Boehner in line for 3rd term as speaker; GOP readies agenda

In this Dec. 11, 2014, file photo, House Speaker John Boehner of Ohio speaks during a news conference on Capitol Hill in Washington.
In this Dec. 11, 2014, file photo, House Speaker John Boehner of Ohio speaks during a news conference on Capitol Hill in Washington.

WASHINGTON - House Speaker John Boehner's prospects for a new term appeared secure Monday despite grumblings from tea party-aligned dissidents on the eve of a Republican takeover of Congress, while GOP leaders in both houses pointed toward a swift veto showdown with President Barack Obama over the long-stalled Keystone XL pipeline.

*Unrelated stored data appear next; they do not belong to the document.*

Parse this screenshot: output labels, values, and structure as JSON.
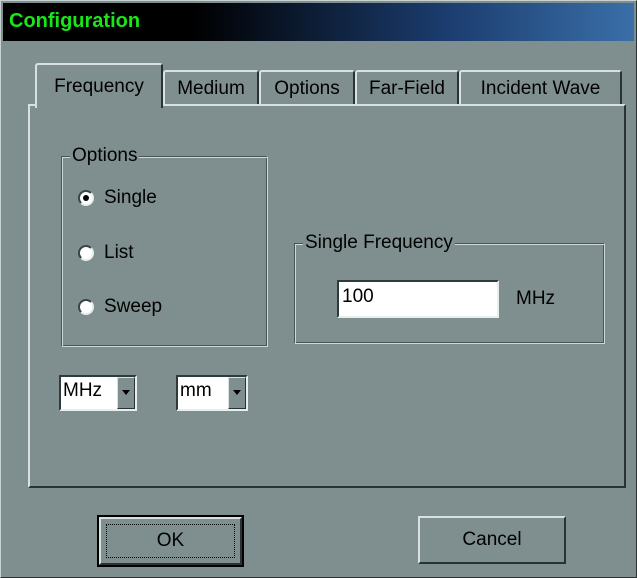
{
  "window": {
    "title": "Configuration"
  },
  "tabs": [
    {
      "label": "Frequency",
      "active": true
    },
    {
      "label": "Medium",
      "active": false
    },
    {
      "label": "Options",
      "active": false
    },
    {
      "label": "Far-Field",
      "active": false
    },
    {
      "label": "Incident Wave",
      "active": false
    }
  ],
  "options_group": {
    "legend": "Options",
    "radios": [
      {
        "label": "Single",
        "selected": true
      },
      {
        "label": "List",
        "selected": false
      },
      {
        "label": "Sweep",
        "selected": false
      }
    ]
  },
  "single_frequency": {
    "legend": "Single Frequency",
    "value": "100",
    "unit": "MHz"
  },
  "unit_selects": {
    "frequency_unit": "MHz",
    "length_unit": "mm"
  },
  "buttons": {
    "ok": "OK",
    "cancel": "Cancel"
  }
}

Senate Republicans, winners of a majority in last fall's elections, began laying down markers for legislative battles ahead. "Tax reform should not be used as an excuse to raise taxes on the American people," wrote Sen. Orrin Hatch of Utah, who will become chairman of the tax-writing Senate Finance Committee. "Any such effort is a needless distraction," he added, pointedly rejecting a long-held view of the White House and many Democrats.

Tax reform was a distant target as congressional veterans and newcomers alike looked ahead to a day of pomp and ceremony beneath the Capitol Dome.

Kentucky Sen. Mitch McConnell's ascension Tuesday to the post of Senate majority leader was automatic following his approval by rank-and-file Republicans late last year.

That wasn't the case in the House, where the election of a speaker is the main event on any opening day's agenda. Reps. Louie Gohmert of Texas and Ted Yoho of Florida put themselves forward as challengers, and the Tea Party Patriots tweeted out a request for rank and file Republicans to support one or the other.

Roughly a dozen Republicans have announced they will oppose Boehner's election, but that was far short of the number needed to place his election in jeopardy. One lawmaker, Rep. Lou Barletta of Pennsylvania, said Boehner "deserves a chance" to try and pass a conservative agenda in cooperation with the Senate under Republican control.

The speaker's spokesman, Michael Steel, said Boehner "was selected as the House Republican Conference's choice for speaker in November, and he expects to be elected by the whole House this week."

Nor did any of the rebels predict they would succeed in toppling the 65-year-old Ohioan. Instead, they said the current high command wasn't conservative enough.

Virginia Rep. Dave Brat, who defeated former Majority Leader Eric Cantor in a primary last summer, said the Republican leadership has "strayed from its own principles of free market, limited government, constitutional conservatism. We are at a crucial turning point in our country's history."

Two years ago, Boehner was faced with similar criticism, and sweated out his election to a second term.

His hand is considerably stronger this year as a result of the sweep of the Republican electoral triumph. The party will hold 246 House seats in the new Congress, to 188 for the Democrats, the biggest GOP majority in nearly 70 years.

It would have been bigger still, but New York Rep. Michael Grimm's resignation took effect one day before the new Congress convened. He pleaded guilty last month to federal tax evasion.

The intra-party leadership struggle underscored the political peril facing Republicans as they looked ahead to two-house control of Congress. Yet the evident ability to pass Keystone pipeline legislation showed their potential to advance an agenda.

The legislation passed the House but died in a Democratic-led filibuster in the Senate late last year. Now, Republican leaders intend to push the bill through the House late this week, and appear to have more than enough votes to clear it through the Senate as well, given the Republican pickup of nine seats in the elections.

While Obama has not said if he will reject the measure, White House spokesman Josh Earnest outlined a series of concerns with the measure before adding, "I'm not prepared at this point to issue a veto threat related to that specific piece of legislation."

But Republicans stand ready to cast the measure as a bipartisan jobs bill of the type that should be signed into law.

"There's a lot we can get done together if the president puts his famous pen to use signing bills rather than vetoing legislation his liberal allies don't like," McConnell said late last year.

Earnest was less ambiguous about another issue.

Referring to an assertion by a Louisiana reporter, he said Rep. Steve Scalise of Louisiana, the third-ranking House GOP leader, had once described himself as "David Duke without the baggage." Earnest also said Scalise's presence in the leadership of House Republicans "says a lot about who they are."

Scalise spoke more than a dozen years ago to a white supremacist organization founded by Duke. The lawmaker said recently the appearance was a mistake, and said he condemns the group's views.